With this formula we can return to our problem of rotating $a_d$ onto $a_v$. We rotate in the plane spanned by the two vectors, i.e. around the cross-product $v = a_d x a_v$. The  $\cos \theta$ and $\sin \theta$ can be found using the geometric meaning of the dot and cross-products respectively. We identify

$$u = \frac{v}{||v||}, \quad \cos \theta = \frac{a_v \cdot a_d}{||a_v|| ||a_d||}, \quad \sin \theta = \frac{||v||}{ ||a_v|| ||a_d||}.$$

And with $a_d$ measured and $a_v$ assumed we have our rotation matrix $R$ which aligns the z-axes of the DataHub and that of the vehicle.

# Step 2: Braking

With the z-axes aligned the next step is to align the x- and y-axes. We do this by identifying a scenario where the acceleration in the xy-plane is known to be only in the x-direction. When the vehicle is braking in a straight line, the acceleration is $a_v = (-a_{x;v}, 0, g)$ in the vehicle coordinate system. Having measured the acceleration in the DataHub’s coordinate system and rotating this acceleration vector to the aligned xy-planes of the vehicle and DataHub during the braking event, we can then find the rotation matrix to completely align the DataHub with its vehicle.

To detect a braking event we simply observe if the speed is rapidly diminishing. As it’s braking, the vehicle must maintain the same driving direction (within some tolerance) and to enforce this we use the circular dispersion of the acceleration sampled during the braking event. Only samples that meet a maximum dispersion threshold are accepted so we can be sure that the vehicle is indeed braking in a sufficiently straight line.

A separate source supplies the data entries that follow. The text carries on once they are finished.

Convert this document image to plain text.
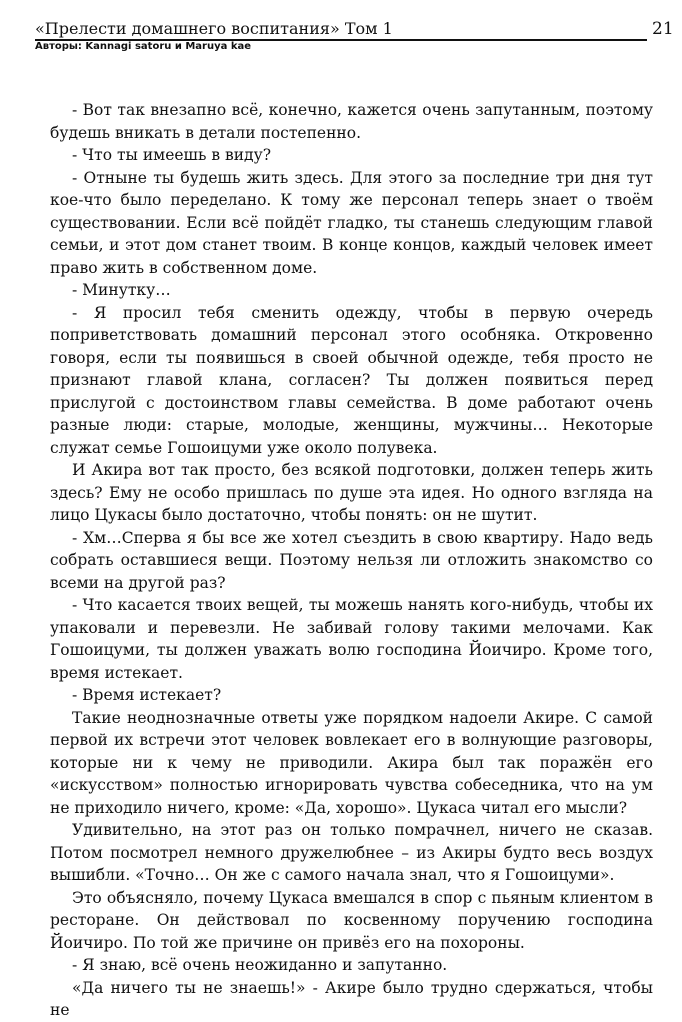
«Прелести домашнего воспитания» Том 1
Авторы: Kannagi satoru и Maruya kae
21

- Вот так внезапно всё, конечно, кажется очень запутанным, поэтому будешь вникать в детали постепенно.

- Что ты имеешь в виду?

- Отныне ты будешь жить здесь. Для этого за последние три дня тут кое-что было переделано. К тому же персонал теперь знает о твоём существовании. Если всё пойдёт гладко, ты станешь следующим главой семьи, и этот дом станет твоим. В конце концов, каждый человек имеет право жить в собственном доме.

- Минутку…

- Я просил тебя сменить одежду, чтобы в первую очередь поприветствовать домашний персонал этого особняка. Откровенно говоря, если ты появишься в своей обычной одежде, тебя просто не признают главой клана, согласен? Ты должен появиться перед прислугой с достоинством главы семейства. В доме работают очень разные люди: старые, молодые, женщины, мужчины… Некоторые служат семье Гошоицуми уже около полувека.

И Акира вот так просто, без всякой подготовки, должен теперь жить здесь? Ему не особо пришлась по душе эта идея. Но одного взгляда на лицо Цукасы было достаточно, чтобы понять: он не шутит.

- Хм…Сперва я бы все же хотел съездить в свою квартиру. Надо ведь собрать оставшиеся вещи. Поэтому нельзя ли отложить знакомство со всеми на другой раз?

- Что касается твоих вещей, ты можешь нанять кого-нибудь, чтобы их упаковали и перевезли. Не забивай голову такими мелочами. Как Гошоицуми, ты должен уважать волю господина Йоичиро. Кроме того, время истекает.

- Время истекает?

Такие неоднозначные ответы уже порядком надоели Акире. С самой первой их встречи этот человек вовлекает его в волнующие разговоры, которые ни к чему не приводили. Акира был так поражён его «искусством» полностью игнорировать чувства собеседника, что на ум не приходило ничего, кроме: «Да, хорошо». Цукаса читал его мысли?

Удивительно, на этот раз он только помрачнел, ничего не сказав. Потом посмотрел немного дружелюбнее – из Акиры будто весь воздух вышибли. «Точно… Он же с самого начала знал, что я Гошоицуми».

Это объясняло, почему Цукаса вмешался в спор с пьяным клиентом в ресторане. Он действовал по косвенному поручению господина Йоичиро. По той же причине он привёз его на похороны.

- Я знаю, всё очень неожиданно и запутанно.

«Да ничего ты не знаешь!» - Акире было трудно сдержаться, чтобы не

We combine samples for a number of braking events for our final measurement $a_d$ with which we find the rotation matrix using the method outlined in step 1.

# Results

By composing the rotation matrices from step 1 and step 2 we achieve the alignment of the DataHub and the vehicle. In Figure 3 we see the difference between the acceleration signals of the unaligned DataHub and one that is aligned properly. As one would expect, the x– and y components of the acceleration (blue and orange) are nearly zero when the vehicle is stationary, between timesteps 750 and 1100.

Figure 3: x, y, z acceleration in the coordinate system of the DataHub (left) and the same signals transformed to the vehicle coordinate system (right).

The process of DataHub alignment is fully automated and currently runs on a selection of vehicles. In the near future we will roll out this new feature to all vehicles equipped with a DataHub and the users will have access to the acceleration signals, useful for, e.g., brake tests of new buses. In the meantime, we continue to develop Smart Driving using the acceleration signals.